4. Work for free rather than for cheap. If you are really struggling to find work in your field and are tempted to take on a poorly-paid job, resist the urge and look for some genuine pro bono work instead. (And by genuine I mean not-for-profit organisations, not just unscrupulous agencies or cheap-scate companies looking for a freebie). There are lots of perks to this approach. Geniune pro bono clients are often more flexible with their deadlines and are usually generous with feedback, so you can really take the time to hone your skills. Even if it means taking a part-time job in another field to tide you over financially, you’ll gain a lot more than if you’d taken on work from some shark offering below industry rates.
There are companies out there who are willing and able to pay for excellent professional services. So put a price on your time, and stick to it – it will pay off.
*for a wordier version of this post, see What are you worth? Don’t be a monkey.
Agency rating lists are sites or groups specifically devoted to collecting information about translation agencies from translators. These ratings are then made available to other translators, either for free or for a small fee. The idea is you check these lists before taking on a new agency client to avoid being caught out by bad or late payers.
Riccardo gives an excellent summary of the pros and cons of each of the following services: Payment Practices, Translator Client Review List, ProZ’s Blue Board, Translators Café’s Hall of Fame and Shame, the WorldPaymentPracticesFree group, the Translation Agency Payment group and TranslationDirectory.com’s Black List. Well worth a look!
Seth Godin writes the most popular marketing blog in the world. So it’s reasonable to assume that when he writes about something, there just might be something to it. The good news for freelance translators is that for some time now he’s been saying that small is the new big. And some other great posts have been written about this too.
At some early point in their career, freelancers usually have to chose whether to position themselves as a “we” or as an “I”. Most Many translators tend to go for “we”, despite being soloists. There seems to be a perception that it’s weightier somehow, more credible. And no wonder – it’s easy to imagine that the only way to do business is the way we see it being done by the companies we hear about and deal with every day. But is the royal “we” really called for anymore?

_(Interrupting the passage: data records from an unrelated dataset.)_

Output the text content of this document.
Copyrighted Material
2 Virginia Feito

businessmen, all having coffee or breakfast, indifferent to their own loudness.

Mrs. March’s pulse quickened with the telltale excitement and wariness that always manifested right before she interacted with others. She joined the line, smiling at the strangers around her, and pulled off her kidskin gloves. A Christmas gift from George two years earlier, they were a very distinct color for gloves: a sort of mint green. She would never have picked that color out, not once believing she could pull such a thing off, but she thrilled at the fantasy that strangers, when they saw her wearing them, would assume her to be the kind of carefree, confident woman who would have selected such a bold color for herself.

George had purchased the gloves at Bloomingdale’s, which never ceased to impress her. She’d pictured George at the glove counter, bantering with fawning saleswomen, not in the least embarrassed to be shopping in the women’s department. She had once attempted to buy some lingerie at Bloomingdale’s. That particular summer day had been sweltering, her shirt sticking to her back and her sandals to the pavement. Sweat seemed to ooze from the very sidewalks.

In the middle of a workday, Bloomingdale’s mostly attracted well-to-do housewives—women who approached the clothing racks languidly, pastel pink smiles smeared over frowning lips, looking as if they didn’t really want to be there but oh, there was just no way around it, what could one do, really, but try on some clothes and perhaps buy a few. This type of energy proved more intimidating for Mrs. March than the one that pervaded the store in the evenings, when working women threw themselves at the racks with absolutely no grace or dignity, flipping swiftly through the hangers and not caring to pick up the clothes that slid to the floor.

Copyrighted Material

Here are some things for freelance translators to consider when thinking about their brand positioning, based on Seth Godin’s book Small is the New Big:
1. “Find a niche, not a nation”. We don’t have to conquer the world every morning we open our doors for business just to break even. We can make a very nice living off the crumbs hat the big fish miss. What’s wrong with that?
2. Everyone likes to deal with the CEO. So don’t hide the fact that when clients deal with you, they are. Plus, because you call all the shots, there’s no need for pointless rules, needless paperwork or slow decision-making. What client wouldn’t want that level of attention and service?
3. Vive le solopreneur. Teamwork isn’t always the way to go. Groups can get bogged down and lose focus in areas where an individual can whip through. These are the areas where we can thrive.
4. Everybody loves an underdog. Some people even prefer to buy from them. Put yourself in front of these people.
5. Focus on your craft. Build your business by doing great work consistently, and you’ll never be short of work. (This is my favourite tip, and has always been my take on freelancing.)
6. Be a bootstrapper. This is the best bit of advice Godin has, in my opinion. By only spending money where you really need to, you give yourself the freedom of flexibility and time, and have a lot less to lose. I reckon this is the secret to long-term survival as a freelancer (and a good approach to money in general).
So why not embrace the fact that we’re small?